先月、訳者解説が出版社のWebから削除されたことで話題になったこの本やっと読んだのである。

記事を削除したというのは、要するに「キャンセル」されてしまったということで、本書の内容の答え合わせになっている。出版社としてはある意味美味しい情況で、高度なマーケティングという疑惑すらもたれている。

本書の内容を正しく理解しているなら削除することはないと考えられるし、編集者らが理解していないとは思われないので、私としてはマーケティングとしてあえて削除したのだと考えている。

著者のヘレン・プラックローズとジェームズ・リンゼイは、フェミニズム版ソーカル事件をおこしたことで知られている。ポストモダン風の意味不明な言葉遣いで無内容な論文を学術誌に投稿したら、そのうちのいくつかがアクセプトされちゃったというソーカル事件の再現実験である。

くわしくはこちらの記事を参照されたい。

というわけなので本書は、ポストモダニズムやポリコレやWokeとかアイデンティティポリティクスを手厳しく批判するものである。

とはいえそうした批判は日本のアンチフィミニズム界隈などでもさんざん見てきたような内容である。外国にも似たようなこと考える人は当然いるよなあって思った(KONAMI)。

ところが日本人による批判は受け入れないが、本書のような西洋人による批判ならありがたく拝聴するという変わった人たちもいるようだ。

まさに西洋中心の価値観を転倒させることこそが、ポストモダニズムとかポストコロニアリズムだったはずなのだが、、、


本書の内容は日本でもよく見かけるようなものだが、少なくとも私にとっては、読む価値があった。ポストモダニズムについてわかりやすくまとめてあるからだ。

ポストモダニズムは雑にまとめるなら、旧来の価値観を疑うことである。脱構築ってやつだ。

脱構築するのはいいけど、それでは後になにも残らないし、なにも達成できない。最初の世代はそれでよかったかもしれないが、後に続いた人たちは満足できず、政治的活動に身を投じていったのである。

終わりなき解体と断絶-あるいは彼らが言うところの「脱構築」-は自分自身を消費し尽くすハメになったにとどまらない。おもしろいものすべてを消費し尽くすので、退屈になってしまう運命にあった。
つまり、〈理論〉はニヒリスティックな絶望だけでは満足できなかったということだ。それは何かやるべきこと、実践可能な内容を必要としていた。

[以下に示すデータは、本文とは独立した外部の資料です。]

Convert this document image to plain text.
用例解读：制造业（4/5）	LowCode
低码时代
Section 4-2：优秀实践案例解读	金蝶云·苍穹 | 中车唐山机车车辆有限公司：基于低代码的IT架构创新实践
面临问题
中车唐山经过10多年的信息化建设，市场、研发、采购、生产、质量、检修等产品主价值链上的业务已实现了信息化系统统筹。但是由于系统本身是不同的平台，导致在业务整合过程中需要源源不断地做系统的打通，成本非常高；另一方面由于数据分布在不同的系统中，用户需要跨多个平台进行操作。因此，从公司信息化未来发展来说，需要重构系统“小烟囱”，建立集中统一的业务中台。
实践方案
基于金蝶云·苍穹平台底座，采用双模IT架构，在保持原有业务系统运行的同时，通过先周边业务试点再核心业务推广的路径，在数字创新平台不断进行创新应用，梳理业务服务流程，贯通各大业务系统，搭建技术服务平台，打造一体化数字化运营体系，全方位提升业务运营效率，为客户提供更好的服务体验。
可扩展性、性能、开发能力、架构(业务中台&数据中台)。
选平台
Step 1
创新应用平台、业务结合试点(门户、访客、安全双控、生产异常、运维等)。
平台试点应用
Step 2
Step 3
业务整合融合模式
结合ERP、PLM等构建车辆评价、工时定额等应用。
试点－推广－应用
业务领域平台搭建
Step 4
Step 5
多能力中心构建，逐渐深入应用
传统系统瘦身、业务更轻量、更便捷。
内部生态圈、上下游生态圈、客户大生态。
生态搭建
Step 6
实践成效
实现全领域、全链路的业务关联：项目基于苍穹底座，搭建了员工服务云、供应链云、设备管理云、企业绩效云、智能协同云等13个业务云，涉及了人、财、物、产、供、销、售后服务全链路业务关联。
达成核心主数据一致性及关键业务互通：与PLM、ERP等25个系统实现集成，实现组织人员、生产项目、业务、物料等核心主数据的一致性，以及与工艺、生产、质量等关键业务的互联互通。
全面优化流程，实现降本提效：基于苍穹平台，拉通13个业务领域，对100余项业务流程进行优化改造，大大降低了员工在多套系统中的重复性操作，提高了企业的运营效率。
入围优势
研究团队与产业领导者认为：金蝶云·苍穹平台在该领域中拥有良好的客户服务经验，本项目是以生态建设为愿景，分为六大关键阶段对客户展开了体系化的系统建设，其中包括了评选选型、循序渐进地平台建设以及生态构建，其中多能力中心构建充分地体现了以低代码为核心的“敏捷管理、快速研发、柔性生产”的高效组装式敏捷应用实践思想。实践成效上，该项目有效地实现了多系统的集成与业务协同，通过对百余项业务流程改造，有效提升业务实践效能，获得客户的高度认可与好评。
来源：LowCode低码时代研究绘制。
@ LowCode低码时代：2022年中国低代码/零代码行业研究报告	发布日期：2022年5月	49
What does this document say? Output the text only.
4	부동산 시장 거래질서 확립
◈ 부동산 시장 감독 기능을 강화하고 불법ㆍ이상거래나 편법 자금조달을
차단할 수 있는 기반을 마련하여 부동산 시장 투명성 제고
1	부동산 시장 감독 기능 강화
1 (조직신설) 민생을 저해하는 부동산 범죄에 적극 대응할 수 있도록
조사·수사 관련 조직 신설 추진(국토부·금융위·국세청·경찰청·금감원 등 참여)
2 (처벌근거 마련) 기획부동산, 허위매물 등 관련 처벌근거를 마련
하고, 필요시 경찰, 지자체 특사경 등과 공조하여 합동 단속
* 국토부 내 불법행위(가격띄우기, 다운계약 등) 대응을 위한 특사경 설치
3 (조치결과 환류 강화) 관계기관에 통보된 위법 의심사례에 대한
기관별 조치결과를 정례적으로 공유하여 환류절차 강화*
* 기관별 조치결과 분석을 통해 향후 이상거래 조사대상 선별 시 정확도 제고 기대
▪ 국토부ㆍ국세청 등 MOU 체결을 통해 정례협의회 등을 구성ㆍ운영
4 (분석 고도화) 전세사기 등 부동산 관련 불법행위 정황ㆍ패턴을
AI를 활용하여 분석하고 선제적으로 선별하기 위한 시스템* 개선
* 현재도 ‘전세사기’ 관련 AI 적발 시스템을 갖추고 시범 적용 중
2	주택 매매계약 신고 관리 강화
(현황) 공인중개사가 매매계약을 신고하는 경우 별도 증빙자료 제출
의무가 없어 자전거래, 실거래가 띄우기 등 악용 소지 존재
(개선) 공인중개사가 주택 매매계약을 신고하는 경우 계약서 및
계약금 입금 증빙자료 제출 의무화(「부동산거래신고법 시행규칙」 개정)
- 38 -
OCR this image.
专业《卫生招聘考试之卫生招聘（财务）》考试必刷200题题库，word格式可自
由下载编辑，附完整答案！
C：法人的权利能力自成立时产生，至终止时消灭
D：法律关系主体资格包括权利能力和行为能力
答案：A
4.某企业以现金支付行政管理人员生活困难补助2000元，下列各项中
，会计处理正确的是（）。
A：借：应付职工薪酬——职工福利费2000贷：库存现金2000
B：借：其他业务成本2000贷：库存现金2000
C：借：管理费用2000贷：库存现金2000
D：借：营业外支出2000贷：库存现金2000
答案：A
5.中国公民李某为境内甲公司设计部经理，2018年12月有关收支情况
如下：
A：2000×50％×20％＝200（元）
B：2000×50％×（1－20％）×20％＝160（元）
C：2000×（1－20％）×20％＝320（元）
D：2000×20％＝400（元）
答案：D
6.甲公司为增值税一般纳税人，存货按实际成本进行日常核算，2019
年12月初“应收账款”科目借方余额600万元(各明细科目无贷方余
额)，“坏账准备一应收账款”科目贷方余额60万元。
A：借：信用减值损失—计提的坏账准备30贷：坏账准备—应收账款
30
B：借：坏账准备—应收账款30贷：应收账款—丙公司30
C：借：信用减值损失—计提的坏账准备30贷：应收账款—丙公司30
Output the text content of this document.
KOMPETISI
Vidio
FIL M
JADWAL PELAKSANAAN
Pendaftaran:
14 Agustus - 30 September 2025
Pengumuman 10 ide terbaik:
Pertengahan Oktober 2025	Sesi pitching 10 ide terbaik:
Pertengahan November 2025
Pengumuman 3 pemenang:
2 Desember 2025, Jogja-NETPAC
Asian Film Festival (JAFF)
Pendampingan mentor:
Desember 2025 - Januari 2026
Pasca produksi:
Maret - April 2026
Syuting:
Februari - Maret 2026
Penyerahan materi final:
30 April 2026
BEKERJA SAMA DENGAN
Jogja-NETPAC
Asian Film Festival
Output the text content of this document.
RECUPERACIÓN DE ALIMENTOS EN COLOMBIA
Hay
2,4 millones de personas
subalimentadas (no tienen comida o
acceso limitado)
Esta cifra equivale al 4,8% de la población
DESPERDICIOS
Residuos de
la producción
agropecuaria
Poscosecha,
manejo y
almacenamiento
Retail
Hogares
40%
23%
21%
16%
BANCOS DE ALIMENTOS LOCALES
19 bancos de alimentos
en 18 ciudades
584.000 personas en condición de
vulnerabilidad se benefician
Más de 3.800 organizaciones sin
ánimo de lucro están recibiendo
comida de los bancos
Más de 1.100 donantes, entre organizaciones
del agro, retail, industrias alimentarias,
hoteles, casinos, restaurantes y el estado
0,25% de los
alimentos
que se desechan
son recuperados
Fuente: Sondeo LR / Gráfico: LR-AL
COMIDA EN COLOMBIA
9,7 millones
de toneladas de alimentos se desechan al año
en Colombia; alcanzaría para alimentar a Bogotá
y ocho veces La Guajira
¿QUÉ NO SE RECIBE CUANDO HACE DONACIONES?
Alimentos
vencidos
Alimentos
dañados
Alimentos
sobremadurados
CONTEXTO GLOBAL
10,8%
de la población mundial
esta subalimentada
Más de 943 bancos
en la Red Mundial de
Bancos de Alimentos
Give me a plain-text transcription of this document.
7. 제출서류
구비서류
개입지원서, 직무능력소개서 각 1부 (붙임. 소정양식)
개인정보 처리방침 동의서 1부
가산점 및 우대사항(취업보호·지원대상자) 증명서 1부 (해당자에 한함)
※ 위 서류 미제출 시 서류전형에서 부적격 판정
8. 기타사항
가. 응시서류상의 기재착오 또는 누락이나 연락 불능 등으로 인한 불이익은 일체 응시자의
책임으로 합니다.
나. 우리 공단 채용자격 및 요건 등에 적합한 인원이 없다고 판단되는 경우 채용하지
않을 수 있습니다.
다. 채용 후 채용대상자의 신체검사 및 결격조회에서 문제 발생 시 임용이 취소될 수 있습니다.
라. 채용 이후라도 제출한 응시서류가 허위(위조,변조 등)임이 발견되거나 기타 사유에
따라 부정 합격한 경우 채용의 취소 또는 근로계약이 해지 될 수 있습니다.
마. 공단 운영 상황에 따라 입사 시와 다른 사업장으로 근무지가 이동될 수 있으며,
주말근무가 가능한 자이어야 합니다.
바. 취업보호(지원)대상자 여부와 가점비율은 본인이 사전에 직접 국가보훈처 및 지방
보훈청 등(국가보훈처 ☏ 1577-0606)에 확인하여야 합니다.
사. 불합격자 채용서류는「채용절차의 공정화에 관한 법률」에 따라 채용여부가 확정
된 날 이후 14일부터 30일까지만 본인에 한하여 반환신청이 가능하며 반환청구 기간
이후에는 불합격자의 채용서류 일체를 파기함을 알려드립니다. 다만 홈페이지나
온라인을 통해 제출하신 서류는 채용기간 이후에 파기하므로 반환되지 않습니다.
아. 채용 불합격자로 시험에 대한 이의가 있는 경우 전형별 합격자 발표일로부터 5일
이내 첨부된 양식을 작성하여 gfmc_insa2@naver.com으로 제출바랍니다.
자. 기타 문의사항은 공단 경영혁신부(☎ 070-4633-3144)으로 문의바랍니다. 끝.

こうしてポストモダニズムは政治的に実践可能なかたちで応用されることになるのだが、あらゆるものに懐疑を向けるが自分たちの正しさだけは疑わないという極めて独善的な活動になっているのは、見ての通りである。

またポストモダンの巨人たちも、ほとんどが白人男性だったこともあり、活動家たちの批判に晒されるようになるのであった。

個人的にはフーコーの生権力批判などは、昨今の日本においては極めて有効であるように感じられるし、ポストモダンすべてを捨て去るのは惜しいと思うのだが、それを応用した人たちのお行儀が悪すぎたね。。。